C++26 – How to Understand Requirements for Initializing Uninitialized Variables to a Fixed Byte Pattern in C++

c++c++26language-lawyer

In C++26, reading uninitialized variables is no longer undefined, it's "erroneous" now (What is erroneous behavior? How is it different from undefined behavior?).

However, the wording for this confuses me:

[basic.indet]/1.2

otherwise, the bytes have erroneous values, where each value is determined by the implementation independently of the state of the program.

^{(bold mine)}

To me, this reads like the implementation must overwrite the values with something (e.g. 0xBEBEBEBE), because leaving them truly uninitialized might make them dependent on the "state of the program", contradicting the bold part.

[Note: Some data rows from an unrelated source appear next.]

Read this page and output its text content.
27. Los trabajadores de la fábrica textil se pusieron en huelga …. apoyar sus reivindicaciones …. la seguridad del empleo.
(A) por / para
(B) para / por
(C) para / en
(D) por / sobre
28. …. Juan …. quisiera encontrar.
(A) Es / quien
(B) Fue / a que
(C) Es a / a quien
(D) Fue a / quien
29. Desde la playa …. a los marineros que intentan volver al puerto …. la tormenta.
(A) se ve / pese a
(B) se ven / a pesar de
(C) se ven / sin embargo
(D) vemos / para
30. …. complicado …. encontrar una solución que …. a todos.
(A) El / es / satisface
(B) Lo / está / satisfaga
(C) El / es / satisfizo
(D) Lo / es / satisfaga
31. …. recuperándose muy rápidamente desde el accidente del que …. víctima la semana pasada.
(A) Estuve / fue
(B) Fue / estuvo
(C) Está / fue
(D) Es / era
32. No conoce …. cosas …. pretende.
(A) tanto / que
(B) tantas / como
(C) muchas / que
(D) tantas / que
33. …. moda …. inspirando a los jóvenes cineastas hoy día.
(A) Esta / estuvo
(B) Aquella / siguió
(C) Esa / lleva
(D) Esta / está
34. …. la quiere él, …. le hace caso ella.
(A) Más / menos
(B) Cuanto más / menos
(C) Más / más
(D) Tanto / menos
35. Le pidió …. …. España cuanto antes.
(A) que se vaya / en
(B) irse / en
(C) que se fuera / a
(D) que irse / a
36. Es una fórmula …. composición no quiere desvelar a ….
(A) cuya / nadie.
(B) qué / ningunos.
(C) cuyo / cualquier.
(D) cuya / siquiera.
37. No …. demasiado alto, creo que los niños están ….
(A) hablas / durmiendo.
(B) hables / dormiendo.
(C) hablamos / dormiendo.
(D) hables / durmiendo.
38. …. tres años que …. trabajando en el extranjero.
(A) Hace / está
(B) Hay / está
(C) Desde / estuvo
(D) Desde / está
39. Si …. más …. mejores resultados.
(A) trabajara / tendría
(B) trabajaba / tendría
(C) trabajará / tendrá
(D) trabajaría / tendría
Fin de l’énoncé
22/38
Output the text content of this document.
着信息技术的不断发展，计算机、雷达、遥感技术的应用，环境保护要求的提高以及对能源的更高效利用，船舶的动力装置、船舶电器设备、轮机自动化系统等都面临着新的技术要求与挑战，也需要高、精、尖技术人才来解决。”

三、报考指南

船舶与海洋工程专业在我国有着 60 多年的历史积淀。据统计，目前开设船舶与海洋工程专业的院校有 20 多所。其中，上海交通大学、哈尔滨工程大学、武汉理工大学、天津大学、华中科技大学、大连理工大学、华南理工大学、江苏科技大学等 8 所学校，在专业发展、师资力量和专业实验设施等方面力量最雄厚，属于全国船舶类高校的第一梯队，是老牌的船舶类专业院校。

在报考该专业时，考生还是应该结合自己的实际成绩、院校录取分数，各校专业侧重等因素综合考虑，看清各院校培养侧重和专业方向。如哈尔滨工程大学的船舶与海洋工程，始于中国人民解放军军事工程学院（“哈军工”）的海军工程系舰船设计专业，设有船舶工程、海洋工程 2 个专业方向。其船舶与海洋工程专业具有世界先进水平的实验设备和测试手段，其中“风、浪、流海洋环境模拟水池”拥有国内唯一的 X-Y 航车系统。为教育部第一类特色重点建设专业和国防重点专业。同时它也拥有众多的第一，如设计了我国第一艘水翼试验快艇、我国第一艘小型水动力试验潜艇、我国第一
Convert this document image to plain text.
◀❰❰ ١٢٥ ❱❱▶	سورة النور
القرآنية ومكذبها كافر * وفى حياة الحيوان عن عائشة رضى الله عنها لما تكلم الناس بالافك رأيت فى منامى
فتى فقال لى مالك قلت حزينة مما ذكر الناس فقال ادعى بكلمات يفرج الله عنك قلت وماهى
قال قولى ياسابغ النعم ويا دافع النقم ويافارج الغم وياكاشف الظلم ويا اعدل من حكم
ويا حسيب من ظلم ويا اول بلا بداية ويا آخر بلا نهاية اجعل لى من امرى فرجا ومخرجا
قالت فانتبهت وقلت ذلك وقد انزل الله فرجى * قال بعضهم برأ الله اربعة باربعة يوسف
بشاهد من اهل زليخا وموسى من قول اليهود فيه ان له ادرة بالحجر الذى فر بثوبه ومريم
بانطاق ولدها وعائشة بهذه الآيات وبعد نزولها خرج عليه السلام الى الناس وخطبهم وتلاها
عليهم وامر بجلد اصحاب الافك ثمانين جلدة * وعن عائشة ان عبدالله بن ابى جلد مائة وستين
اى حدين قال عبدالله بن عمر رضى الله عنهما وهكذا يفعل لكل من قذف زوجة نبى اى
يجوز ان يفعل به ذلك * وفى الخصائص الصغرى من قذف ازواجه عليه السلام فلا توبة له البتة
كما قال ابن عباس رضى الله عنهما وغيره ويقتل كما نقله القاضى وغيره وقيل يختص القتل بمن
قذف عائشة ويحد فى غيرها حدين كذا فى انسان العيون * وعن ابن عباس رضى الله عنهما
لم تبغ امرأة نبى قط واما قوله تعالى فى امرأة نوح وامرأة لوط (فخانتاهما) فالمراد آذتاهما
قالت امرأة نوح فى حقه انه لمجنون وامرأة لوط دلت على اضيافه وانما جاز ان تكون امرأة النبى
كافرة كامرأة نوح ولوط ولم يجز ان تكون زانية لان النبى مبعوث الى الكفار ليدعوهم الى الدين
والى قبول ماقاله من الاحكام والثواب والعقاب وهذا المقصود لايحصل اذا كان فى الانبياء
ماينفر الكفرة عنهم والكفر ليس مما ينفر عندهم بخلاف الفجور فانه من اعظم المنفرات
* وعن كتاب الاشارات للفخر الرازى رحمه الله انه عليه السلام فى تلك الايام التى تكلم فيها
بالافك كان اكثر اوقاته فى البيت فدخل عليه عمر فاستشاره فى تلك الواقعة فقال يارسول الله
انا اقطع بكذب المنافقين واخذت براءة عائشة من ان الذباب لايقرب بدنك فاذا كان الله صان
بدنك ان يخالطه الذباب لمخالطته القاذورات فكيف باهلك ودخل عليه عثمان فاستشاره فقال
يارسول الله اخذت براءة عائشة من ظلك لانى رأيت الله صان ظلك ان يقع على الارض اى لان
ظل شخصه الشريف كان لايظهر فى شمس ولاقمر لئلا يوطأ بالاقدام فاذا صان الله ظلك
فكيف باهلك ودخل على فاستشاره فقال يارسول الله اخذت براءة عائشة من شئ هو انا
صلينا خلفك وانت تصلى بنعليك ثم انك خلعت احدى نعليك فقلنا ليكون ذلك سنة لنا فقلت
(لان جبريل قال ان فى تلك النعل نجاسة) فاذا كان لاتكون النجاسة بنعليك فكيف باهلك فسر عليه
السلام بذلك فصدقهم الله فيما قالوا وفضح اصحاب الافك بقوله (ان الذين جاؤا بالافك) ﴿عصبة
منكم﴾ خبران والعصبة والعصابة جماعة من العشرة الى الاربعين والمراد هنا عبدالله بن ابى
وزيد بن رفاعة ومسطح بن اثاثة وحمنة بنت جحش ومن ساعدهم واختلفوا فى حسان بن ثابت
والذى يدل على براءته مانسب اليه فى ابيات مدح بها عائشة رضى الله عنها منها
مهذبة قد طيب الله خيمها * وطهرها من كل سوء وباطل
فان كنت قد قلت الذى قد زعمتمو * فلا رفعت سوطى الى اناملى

Is my interpretation correct? Are implementations forced to overwrite uninitialized variables now?

Best Answer

The linked P2795R5 says under Performance and security implications:

The automatic storage for an automatic variable is always fully initialized, which has potential performance implications. P2723R1 discusses the costs in some detail. Note that this cost even applies when a class-type variable is constructed that has no padding and whose default constructor initializes all members.

In particular, unions are fully initialized. ...

It also points out that although automatic locals can be annotated [[indeterminate]] to suppress this initialization, there's no way to avoid it for any temporaries.

So it seems like your interpretation is correct.

Oddly, it doesn't seem important what this magic value is - or even whether this initialization really happens - except that it can't be a trap pattern. As already pointed out there's no magic value of a byte that is unambiguously erroneous at runtime and still safe to load, copy, and compare.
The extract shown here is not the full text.